“I haven’t seen anything. I only know what Sanchez says. None of my men stole the trunk. It meant nothing to them. The land scrip in it might some day mean a fortune to a man who did know about such things; and he did know it was there; and he did say that there’d be a boom in land and cows in Texas in less than ten years, maybe five.

“Well, we Lockharts always did open our doors. We thought the world was honest!—It’s hard for me to doubt—to doubt—him.”

Downcast, she rode on. It was long before Nabours made comment.

“Miss Taisie,” said he at last, “there can’t no man rob you and get away with it. Us men won’t have it. After supper I’ll be back at yore camp. I’ll have with me my left-point man. I’ll have besides my segundo and Sanchez and six of the best hands of Del Sol.”

“What do you mean to do, Jim?”

“Mean to do? You ast that, and you a cowman, and daughter of one? I mean to hold a court, that’s what I mean to do. What us fellows decides is right is what’ll happen. It’ll happen soon.”

“But, Jim”—the girl was suddenly pale—“we’d have to take any—any suspected man to Austin. And he’s a sheriff himself!”

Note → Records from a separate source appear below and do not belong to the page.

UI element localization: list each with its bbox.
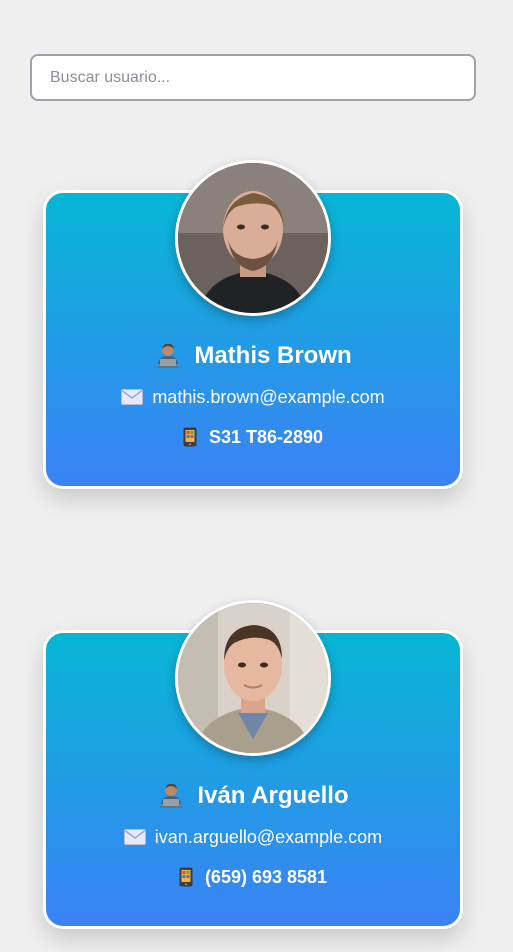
mobile-phone-icon <box>179 867 193 887</box>
user-name-label: Iván Arguello <box>197 782 349 809</box>
avatar-photo <box>178 163 328 313</box>
user-email: ivan.arguello@example.com <box>46 825 460 849</box>
avatar-photo <box>178 603 328 753</box>
mobile-phone-icon <box>183 427 197 447</box>
user-phone-label: (659) 693 8581 <box>204 867 328 887</box>
avatar <box>175 160 331 316</box>
user-phone: S31 T86-2890 <box>46 425 460 449</box>
user-name-label: Mathis Brown <box>194 342 352 369</box>
envelope-icon <box>121 389 144 405</box>
person-at-laptop-icon <box>157 782 185 810</box>
user-card: Mathis Brown mathis.brown@example.com S3… <box>43 160 463 489</box>
user-name: Mathis Brown <box>46 341 460 371</box>
search-input[interactable] <box>30 54 476 101</box>
user-name: Iván Arguello <box>46 781 460 811</box>
user-phone: (659) 693 8581 <box>46 865 460 889</box>
user-email-label: ivan.arguello@example.com <box>154 827 383 847</box>
search-bar <box>30 54 476 101</box>
envelope-icon <box>123 829 146 845</box>
user-card: Iván Arguello ivan.arguello@example.com … <box>43 600 463 929</box>
user-phone-label: S31 T86-2890 <box>208 427 324 447</box>
person-at-laptop-icon <box>154 342 182 370</box>
user-email-label: mathis.brown@example.com <box>152 387 385 407</box>
avatar <box>175 600 331 756</box>
user-email: mathis.brown@example.com <box>46 385 460 409</box>
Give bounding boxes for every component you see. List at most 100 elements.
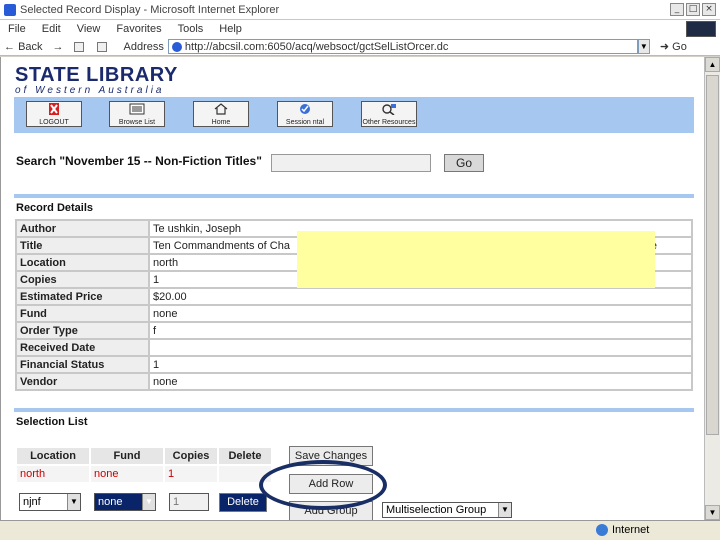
other-resources-label: Other Resources — [362, 119, 416, 126]
maximize-button[interactable]: □ — [686, 3, 700, 16]
logo-title-library: LIBRARY — [86, 64, 178, 86]
menu-view[interactable]: View — [77, 23, 101, 35]
scroll-down-icon[interactable]: ▼ — [705, 505, 720, 520]
col-fund: Fund — [89, 446, 165, 466]
security-zone: Internet — [596, 524, 649, 536]
close-button[interactable]: × — [702, 3, 716, 16]
row-location: north — [15, 464, 91, 484]
window-title: Selected Record Display - Microsoft Inte… — [20, 3, 280, 16]
table-row: Order Type f — [15, 321, 693, 340]
search-row: Search "November 15 -- Non-Fiction Title… — [16, 154, 262, 168]
table-row: Fund none — [15, 304, 693, 323]
scroll-thumb[interactable] — [706, 75, 719, 435]
table-row: Vendor none — [15, 372, 693, 391]
field-value: $20.00 — [148, 287, 693, 306]
logout-x-icon — [49, 103, 59, 115]
field-value — [148, 338, 693, 357]
browse-list-label: Browse List — [118, 119, 156, 126]
record-details-title: Record Details — [16, 202, 94, 214]
home-label: Home — [211, 119, 231, 126]
search-label: Search "November 15 -- Non-Fiction Title… — [16, 154, 262, 168]
refresh-button[interactable] — [96, 41, 110, 52]
location-select-value: njnf — [23, 496, 41, 508]
menu-edit[interactable]: Edit — [42, 23, 61, 35]
table-row: Received Date — [15, 338, 693, 357]
status-bar: Internet — [0, 520, 720, 540]
field-label: Fund — [15, 304, 150, 323]
forward-arrow-icon: → — [52, 40, 64, 53]
col-delete: Delete — [217, 446, 273, 466]
logo-title-state: STATE — [15, 64, 87, 86]
back-button[interactable]: ← Back — [4, 41, 43, 53]
field-label: Author — [15, 219, 150, 238]
field-label: Location — [15, 253, 150, 272]
chevron-down-icon: ▼ — [67, 494, 80, 510]
window-controls: _ □ × — [670, 3, 716, 16]
menu-favorites[interactable]: Favorites — [116, 23, 161, 35]
ie-logo-icon — [4, 3, 16, 16]
title-value: Ten Commandments of Cha — [153, 239, 290, 252]
field-value: none — [148, 372, 693, 391]
menu-help[interactable]: Help — [219, 23, 242, 35]
refresh-icon — [96, 41, 107, 52]
search-input[interactable] — [271, 154, 431, 172]
row-fund: none — [89, 464, 165, 484]
copies-input[interactable]: 1 — [169, 493, 209, 511]
delete-button[interactable]: Delete — [219, 493, 267, 512]
address-label: Address — [123, 40, 164, 53]
session-label: Session ntal — [285, 119, 325, 126]
windows-logo-icon — [686, 21, 716, 37]
selection-list-title: Selection List — [16, 416, 88, 428]
other-resources-button[interactable]: Other Resources — [361, 101, 417, 127]
home-icon — [214, 103, 228, 115]
address-url: http://abcsil.com:6050/acq/websoct/gctSe… — [184, 40, 449, 53]
page-content: STATE LIBRARY of Western Australia LOGOU… — [0, 57, 704, 520]
minimize-button[interactable]: _ — [670, 3, 684, 16]
logo-title: STATE LIBRARY — [15, 64, 178, 87]
field-label: Order Type — [15, 321, 150, 340]
stop-button[interactable] — [73, 41, 87, 52]
scroll-up-icon[interactable]: ▲ — [705, 57, 720, 72]
stop-icon — [73, 41, 84, 52]
state-library-logo: STATE LIBRARY of Western Australia — [15, 64, 178, 96]
session-button[interactable]: Session ntal — [277, 101, 333, 127]
table-row: north none 1 — [15, 464, 273, 484]
vertical-scrollbar[interactable]: ▲ ▼ — [704, 57, 720, 520]
field-label: Vendor — [15, 372, 150, 391]
table-row: Estimated Price $20.00 — [15, 287, 693, 306]
forward-button[interactable]: → — [53, 41, 64, 53]
location-select[interactable]: njnf ▼ — [19, 493, 81, 511]
logo-subtitle: of Western Australia — [15, 85, 165, 96]
menu-tools[interactable]: Tools — [178, 23, 204, 35]
field-label: Financial Status — [15, 355, 150, 374]
logout-button[interactable]: LOGOUT — [26, 101, 82, 127]
menu-file[interactable]: File — [8, 23, 26, 35]
globe-icon — [596, 524, 608, 536]
logout-label: LOGOUT — [39, 119, 69, 126]
address-bar[interactable]: http://abcsil.com:6050/acq/websoct/gctSe… — [167, 39, 638, 54]
go-arrow-icon: ➜ — [659, 41, 673, 53]
window-titlebar: Selected Record Display - Microsoft Inte… — [0, 0, 720, 20]
fund-select-value: none — [98, 496, 123, 508]
menu-bar: File Edit View Favorites Tools Help — [0, 20, 720, 38]
field-label: Title — [15, 236, 150, 255]
address-go-label: Go — [672, 41, 687, 53]
field-value: 1 — [148, 355, 693, 374]
home-button[interactable]: Home — [193, 101, 249, 127]
search-go-button[interactable]: Go — [444, 154, 484, 172]
browse-list-button[interactable]: Browse List — [109, 101, 165, 127]
divider — [14, 408, 694, 412]
group-select[interactable]: Multiselection Group ▼ — [382, 502, 512, 518]
col-copies: Copies — [163, 446, 219, 466]
back-label: Back — [18, 40, 43, 53]
field-value: none — [148, 304, 693, 323]
other-resources-icon — [382, 104, 396, 116]
address-dropdown[interactable]: ▼ — [637, 39, 650, 54]
page-icon — [171, 41, 182, 52]
field-label: Received Date — [15, 338, 150, 357]
table-row: Financial Status 1 — [15, 355, 693, 374]
address-go-button[interactable]: ➜ Go — [660, 40, 687, 53]
session-check-icon — [300, 104, 310, 114]
row-copies: 1 — [163, 464, 219, 484]
fund-select[interactable]: none ▼ — [94, 493, 156, 511]
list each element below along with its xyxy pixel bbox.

“Austin be damned, ma’am! Likewise, sher’f be damned! Del Sol runs her own laws. That man’s father and yores was friends—until the war. Then they wasn’t so much, maybe. Calvin McMasters was a Yankee sympathizer. We don’t know it wasn’t him that killed yore father. But there can’t no man rob Burleson Lockhart’s girl and get by with it!

“We’ll try him fair,” he added. “I’d never of believed it. This shore does hurt.”

“It hurts, Jim. He was our visitor. Did he eat—with you boys?”